Author: Prieur du Plessis

Dr Prieur du Plessis
investmentpostcards.com

Dr Prieur du Plessis

With 25 years' experience in investment research and portfolio management, Dr Prieur du Plessis is one of the most experienced and well-known investment professionals in South Africa. More than 1 000 of his articles on investment-related topics have been published in various regular newspaper, journal and Internet columns.
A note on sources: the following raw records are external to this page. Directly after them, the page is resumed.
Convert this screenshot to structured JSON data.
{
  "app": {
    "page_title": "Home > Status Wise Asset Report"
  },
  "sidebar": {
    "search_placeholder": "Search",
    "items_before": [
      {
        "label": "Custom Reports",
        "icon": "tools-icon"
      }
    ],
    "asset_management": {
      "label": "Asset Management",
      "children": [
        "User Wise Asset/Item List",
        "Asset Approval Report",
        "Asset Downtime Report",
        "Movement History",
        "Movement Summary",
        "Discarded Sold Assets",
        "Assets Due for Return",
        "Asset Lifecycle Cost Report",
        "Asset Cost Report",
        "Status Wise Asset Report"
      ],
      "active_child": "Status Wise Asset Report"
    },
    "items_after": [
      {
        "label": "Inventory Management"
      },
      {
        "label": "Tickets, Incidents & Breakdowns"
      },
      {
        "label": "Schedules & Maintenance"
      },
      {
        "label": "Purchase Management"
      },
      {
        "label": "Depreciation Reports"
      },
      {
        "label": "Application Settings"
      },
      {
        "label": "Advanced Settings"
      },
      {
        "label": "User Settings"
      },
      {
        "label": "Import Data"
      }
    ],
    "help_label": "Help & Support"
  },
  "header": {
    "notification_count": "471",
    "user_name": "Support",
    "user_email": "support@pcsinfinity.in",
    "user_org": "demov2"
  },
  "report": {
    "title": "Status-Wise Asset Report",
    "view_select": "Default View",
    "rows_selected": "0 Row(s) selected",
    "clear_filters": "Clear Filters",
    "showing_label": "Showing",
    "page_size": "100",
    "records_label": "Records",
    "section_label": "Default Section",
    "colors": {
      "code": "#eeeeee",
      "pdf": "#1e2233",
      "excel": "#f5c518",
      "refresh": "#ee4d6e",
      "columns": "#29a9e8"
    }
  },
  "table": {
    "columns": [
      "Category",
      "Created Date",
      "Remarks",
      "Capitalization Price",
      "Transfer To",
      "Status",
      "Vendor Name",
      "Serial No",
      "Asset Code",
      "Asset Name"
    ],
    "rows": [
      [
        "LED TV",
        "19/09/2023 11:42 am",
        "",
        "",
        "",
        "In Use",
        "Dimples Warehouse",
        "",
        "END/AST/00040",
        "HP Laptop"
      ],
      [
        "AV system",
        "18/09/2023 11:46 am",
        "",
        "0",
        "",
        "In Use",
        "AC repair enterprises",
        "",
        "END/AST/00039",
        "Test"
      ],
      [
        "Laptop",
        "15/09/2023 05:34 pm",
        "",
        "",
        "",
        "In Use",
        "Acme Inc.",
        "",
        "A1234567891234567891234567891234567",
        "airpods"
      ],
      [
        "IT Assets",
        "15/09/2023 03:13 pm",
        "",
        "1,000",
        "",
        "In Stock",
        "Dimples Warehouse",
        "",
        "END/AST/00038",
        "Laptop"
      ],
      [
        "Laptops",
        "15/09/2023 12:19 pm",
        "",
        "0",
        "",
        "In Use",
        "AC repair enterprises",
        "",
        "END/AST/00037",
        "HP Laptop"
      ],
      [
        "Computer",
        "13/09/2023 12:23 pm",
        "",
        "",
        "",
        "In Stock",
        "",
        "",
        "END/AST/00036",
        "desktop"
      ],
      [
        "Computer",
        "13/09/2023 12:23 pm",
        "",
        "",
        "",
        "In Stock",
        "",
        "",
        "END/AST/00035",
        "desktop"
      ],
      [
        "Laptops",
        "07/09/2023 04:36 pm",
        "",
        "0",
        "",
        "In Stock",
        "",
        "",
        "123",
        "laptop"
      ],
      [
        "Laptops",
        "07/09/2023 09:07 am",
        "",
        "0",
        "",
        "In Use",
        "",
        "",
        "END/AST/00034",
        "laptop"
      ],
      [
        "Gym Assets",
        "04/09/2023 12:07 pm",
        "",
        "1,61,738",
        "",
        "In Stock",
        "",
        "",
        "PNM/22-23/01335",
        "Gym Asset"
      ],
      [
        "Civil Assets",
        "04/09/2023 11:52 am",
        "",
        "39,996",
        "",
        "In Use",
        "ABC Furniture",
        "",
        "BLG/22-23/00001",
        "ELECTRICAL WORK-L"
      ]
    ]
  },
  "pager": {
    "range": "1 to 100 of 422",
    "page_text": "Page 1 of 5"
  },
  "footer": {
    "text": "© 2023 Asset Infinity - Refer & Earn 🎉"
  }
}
He also published a book, Financial Basics: Investment, in 2002.

He holds the following degrees: BSc (Quantity Surveying) (Cape Town), HonsB (B & A) (cum laude) (Stellenbosch), MBA (cum laude) (Stellenbosch); and DBA (Doctor of Financial Management) (Stellenbosch).

Prieur is chairman of the Plexus group of companies, which he founded in 1995. Previously he was general manager: portfolio management at Sanlam, responsible for the management of investment portfolios with total assets in excess of $5 billion.

Plexus is a pioneer in the mutual fund industry and has achieved a number of firsts under Prieur's leadership. These include the authoritative Plexus Survey, a quarterly analysis of the consistency of the performance of unit trust management companies, the Plexus Offshore Survey, the Plexus Unit Trust Indices, and the PlexCrown Fund Ratings.

Plexus is the South African partner of John Mauldin, American author of the most widely distributed investment newsletter in the world, and also has an exclusive licensing agreement with California-based Research Affiliates for managing and distributing its enhanced Fundamental Index™ methodology in the Pan-African area.

In 2001 Prieur received the Santam/AHI Business Leader of the Year award for corporate leadership, business acumen and entrepreneurial flair. He was also profiled in the book South Africa's Leading Managers (2006). Plexus received the AHI/Old Mutual Enterprise of the Year award in 1997 and was also included in the book South Africa's Most Promising Companies (2005).

Prieur is 52 years old and lives with his wife, TV producer and presenter Isabel Verwey, and two children in Welgemoed, Cape Town. His recreational activities include long-distance running, motor cycling and reading. He belongs to the Cape Town Club, Johannesburg Country Club, Gordon's Bay Yacht Club and Swiss Social & Sports Club.